If I were to redesign the speed measuring login in RPi, I would use an AtomicI32 in IRQ for the encoder counter, a RwLock<RefCell<_>> for the speed global variable. To make no race conditions.

However, in my later internship, I learned STM32, a common model is F103C8T6@72MHz, which is definitely enough for a balancing bot. Compared with the RPi4B, which requires a 5V3A power supply and I deliberately bought a battery extension board for it, making it super bulky. The STM32 has a QEIQuadrature Encoder Interface option in Timer peripherals that allows us to read the speed by a timer interrupt invoked “read and reset” operation. However when I implemented this in Rust, I spent an additional timer for software virtual I2C, which makes it no free timers for that interrupt… Finally I have to measure speed in the main loop with delay function.

Sensor Fusion

Remember the DMP in MPU6050? Since I didn’t found a workable DMP library (called crate in Rust) in Rust, I used the raw data from the sensor. To get the angle, just simply compare the direction of the acceleration with gravity. The MPU6050 crate has already implemented this function get_acc_angles(&mut self) -> Result<Vector2, Mpu6050Error>.

Combined with the PID crate with the angle data as P input, gyro data as D input, I got my code compiled in less than an hour. I have to praise Rust that in 99% cases, a code passed compiling could directly run without critical bugs. I tilted the bot and it responded well as expected, which prove that the polarities of each parameter are all correct. But I struggled in tuning for three days without any progress… Even the most basic position loop works really bad. The best I tried could merely stand for around 10s.
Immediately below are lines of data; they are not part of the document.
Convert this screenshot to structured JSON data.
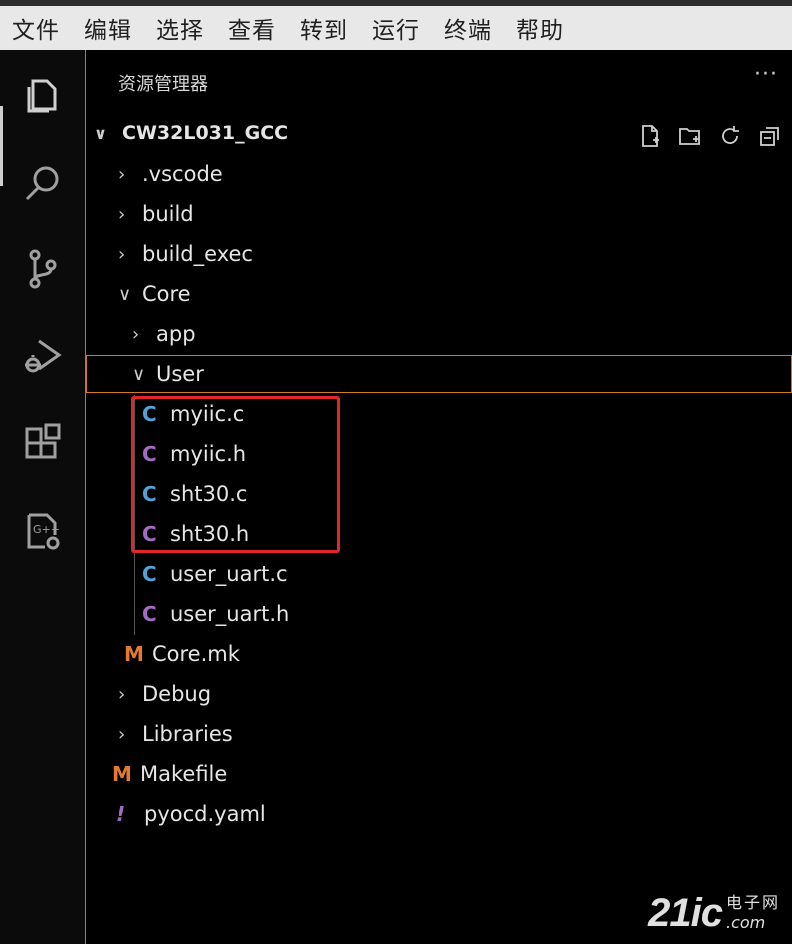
{
  "menubar": {
    "items": [
      "文件",
      "编辑",
      "选择",
      "查看",
      "转到",
      "运行",
      "终端",
      "帮助"
    ]
  },
  "activity_bar": {
    "icons": [
      "explorer-icon",
      "search-icon",
      "source-control-icon",
      "run-debug-icon",
      "extensions-icon",
      "cpp-settings-icon"
    ]
  },
  "sidebar": {
    "title": "资源管理器",
    "more": "···",
    "project": "CW32L031_GCC",
    "tools": [
      "new-file-icon",
      "new-folder-icon",
      "refresh-icon",
      "collapse-all-icon"
    ]
  },
  "tree": [
    {
      "label": ".vscode",
      "kind": "folder",
      "expanded": false
    },
    {
      "label": "build",
      "kind": "folder",
      "expanded": false
    },
    {
      "label": "build_exec",
      "kind": "folder",
      "expanded": false
    },
    {
      "label": "Core",
      "kind": "folder",
      "expanded": true
    },
    {
      "label": "app",
      "kind": "folder",
      "expanded": false
    },
    {
      "label": "User",
      "kind": "folder",
      "expanded": true,
      "selected": true
    },
    {
      "label": "myiic.c",
      "kind": "file",
      "icon": "C"
    },
    {
      "label": "myiic.h",
      "kind": "file",
      "icon": "C"
    },
    {
      "label": "sht30.c",
      "kind": "file",
      "icon": "C"
    },
    {
      "label": "sht30.h",
      "kind": "file",
      "icon": "C"
    },
    {
      "label": "user_uart.c",
      "kind": "file",
      "icon": "C"
    },
    {
      "label": "user_uart.h",
      "kind": "file",
      "icon": "C"
    },
    {
      "label": "Core.mk",
      "kind": "file",
      "icon": "M"
    },
    {
      "label": "Debug",
      "kind": "folder",
      "expanded": false
    },
    {
      "label": "Libraries",
      "kind": "folder",
      "expanded": false
    },
    {
      "label": "Makefile",
      "kind": "file",
      "icon": "M"
    },
    {
      "label": "pyocd.yaml",
      "kind": "file",
      "icon": "!"
    }
  ],
  "colors": {
    "c_icon": "#4fa3d8",
    "h_icon": "#a36ac7",
    "m_icon": "#e37933",
    "selection_border": "#d27a26",
    "highlight_box": "#e0252b"
  },
  "watermark": {
    "big": "21ic",
    "cn": "电子网",
    "domain": ".com"
  }
}
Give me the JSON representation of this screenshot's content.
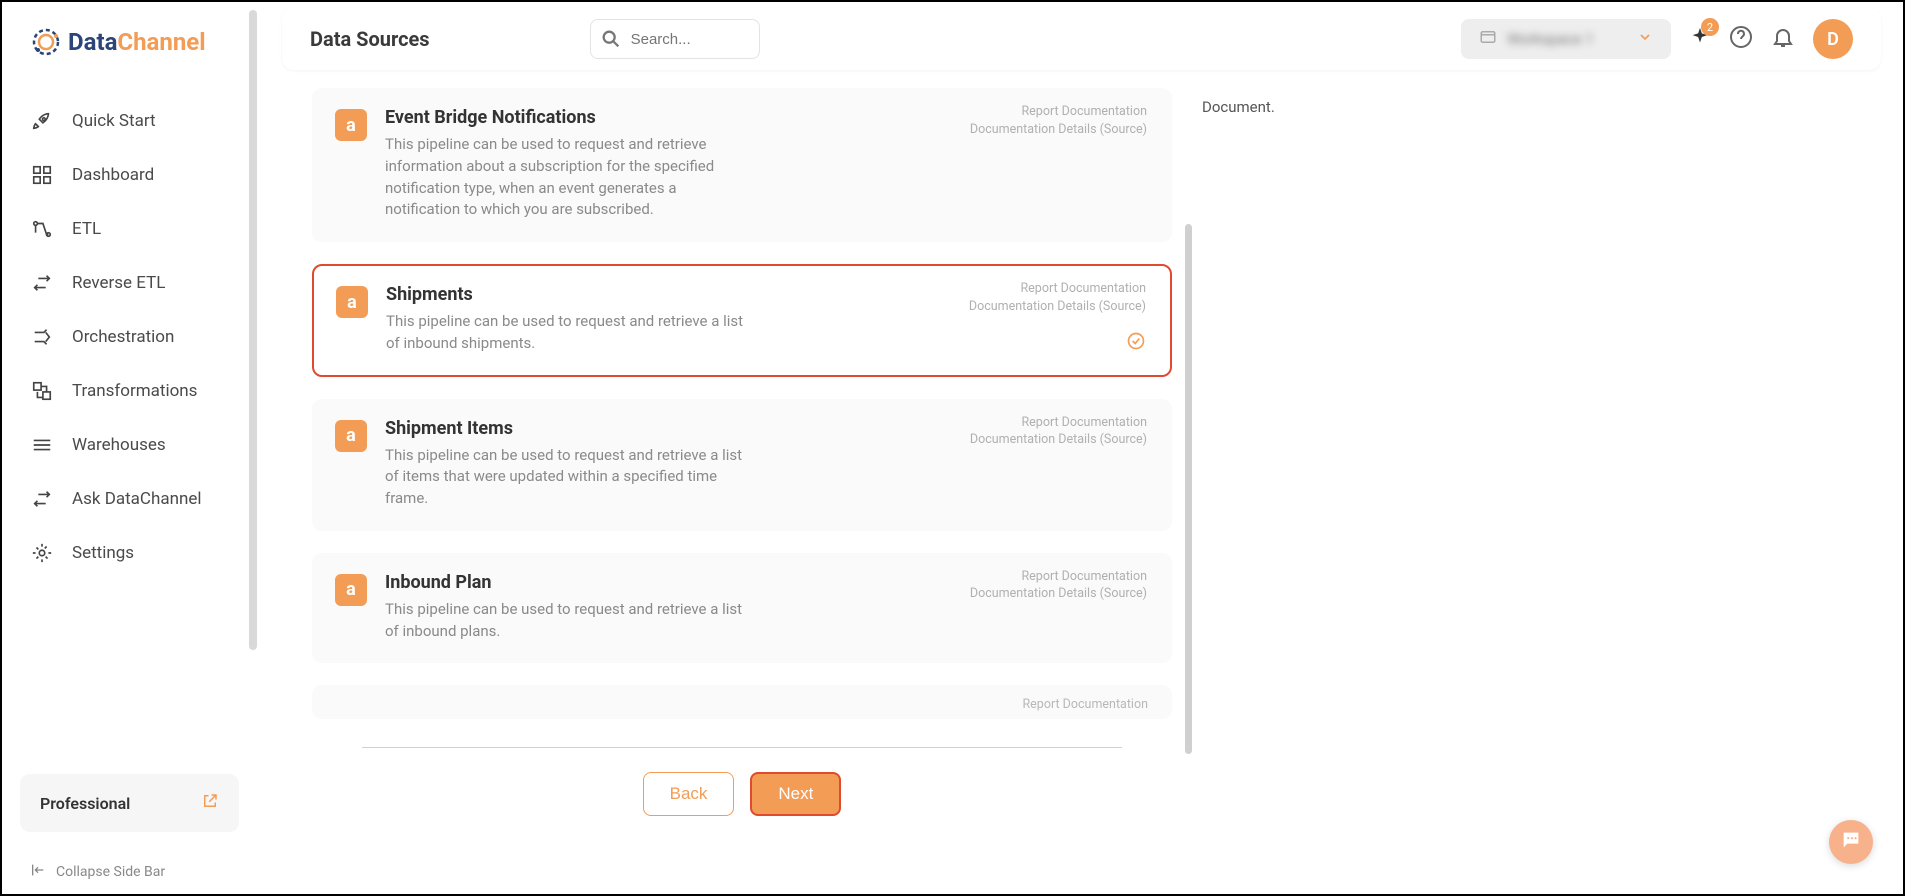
{
  "brand": {
    "name1": "Data",
    "name2": "Channel"
  },
  "sidebar": {
    "items": [
      {
        "label": "Quick Start"
      },
      {
        "label": "Dashboard"
      },
      {
        "label": "ETL"
      },
      {
        "label": "Reverse ETL"
      },
      {
        "label": "Orchestration"
      },
      {
        "label": "Transformations"
      },
      {
        "label": "Warehouses"
      },
      {
        "label": "Ask DataChannel"
      },
      {
        "label": "Settings"
      }
    ],
    "plan_label": "Professional",
    "collapse_label": "Collapse Side Bar"
  },
  "header": {
    "title": "Data Sources",
    "search_placeholder": "Search...",
    "workspace_label": "Workspace 1",
    "badge_count": "2",
    "avatar_letter": "D"
  },
  "cards": [
    {
      "title": "Event Bridge Notifications",
      "desc": "This pipeline can be used to request and retrieve information about a subscription for the specified notification type, when an event generates a notification to which you are subscribed.",
      "link1": "Report Documentation",
      "link2": "Documentation Details (Source)"
    },
    {
      "title": "Shipments",
      "desc": "This pipeline can be used to request and retrieve a list of inbound shipments.",
      "link1": "Report Documentation",
      "link2": "Documentation Details (Source)"
    },
    {
      "title": "Shipment Items",
      "desc": "This pipeline can be used to request and retrieve a list of items that were updated within a specified time frame.",
      "link1": "Report Documentation",
      "link2": "Documentation Details (Source)"
    },
    {
      "title": "Inbound Plan",
      "desc": "This pipeline can be used to request and retrieve a list of inbound plans.",
      "link1": "Report Documentation",
      "link2": "Documentation Details (Source)"
    }
  ],
  "peek": {
    "link1": "Report Documentation"
  },
  "right": {
    "text": "Document."
  },
  "footer": {
    "back": "Back",
    "next": "Next"
  }
}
I tried to fix the wheels to make it a simply reversed pendulum and see what would happen. WTF!? It failed to be stable as well…There must be some critical problems…

I logged all the data and found the calculated angle a very noisy signal. But it was still unstable even I manually smoothed it…

Well, I have to admit that it actually make sense. Because the bot is moving, there have to be an additional acceleration adding to the gravity, which makes the calculated angle unreliable.

So how to get the angle? Here are some answers:

Complementary Filter

$$ \theta = k \cdot \theta_{\text{acc}} + (1-k)\cdot \int{{\omega}dt} $$

By integrating the angular speed reading $\omega$, we could get another angle measurement $\theta_\text{gyro}$. Of course this angle should have some error caused by the integrating implementation. The angle measured by comparing acceleration with gravity is notated as $\theta_\text{acc}$. We can assign different weights to both values, take the weighted sum as the result. Actual implementation could use recursion:

$$ \theta_{i+1} = k \cdot \theta_{\text{acc}} + (1-k)\cdot ({\theta_{i} + \omega dt}) $$

We can also dynamically adjust the weight. For example, when the accelerometer has a large reading, the gyro should be more reliable; when the gyro has a small reading, the accelerometer should be more reliable.

At first, I was planning to use Rust on STM32 to implement a complementary filter. Because as mentioned before, I had run up all the timers and had to use delay in the main loop, the practice showed that the actual delay time would vary, which made it hard to decide the $dt$ to be multiplied. I don’t want this project to be even harder, so finally I decided to return to C, with off-the-shelf DMP driver on STM32.

Kalman Filter

The most famous filter in the control theorem. However, I was not able to understand it at this time. I tried the existing rust crate adskalman but failed because the binaries are too large to flash.

I wish sometime in future I could complete this section.

Summary

The final bot with C and DMP is shown in the following picture. I’m not going to put the final code as it was done in limited time with very bad quality.

/balancing-bot/example.gif

It wouldn’t be hard to build a balancing bot as long as you understand the theory behind it. Actually, the most time-spending part was dealing with hardware and learning concurrent programming with a non-linear control flow. If I had chosen Arduino first, with tons of online Arduino resources, I may not meet Rust and STM32. Looking back on this long journey from RPi, I sincerely appreciate myself for getting these interesting experiences and knowledge.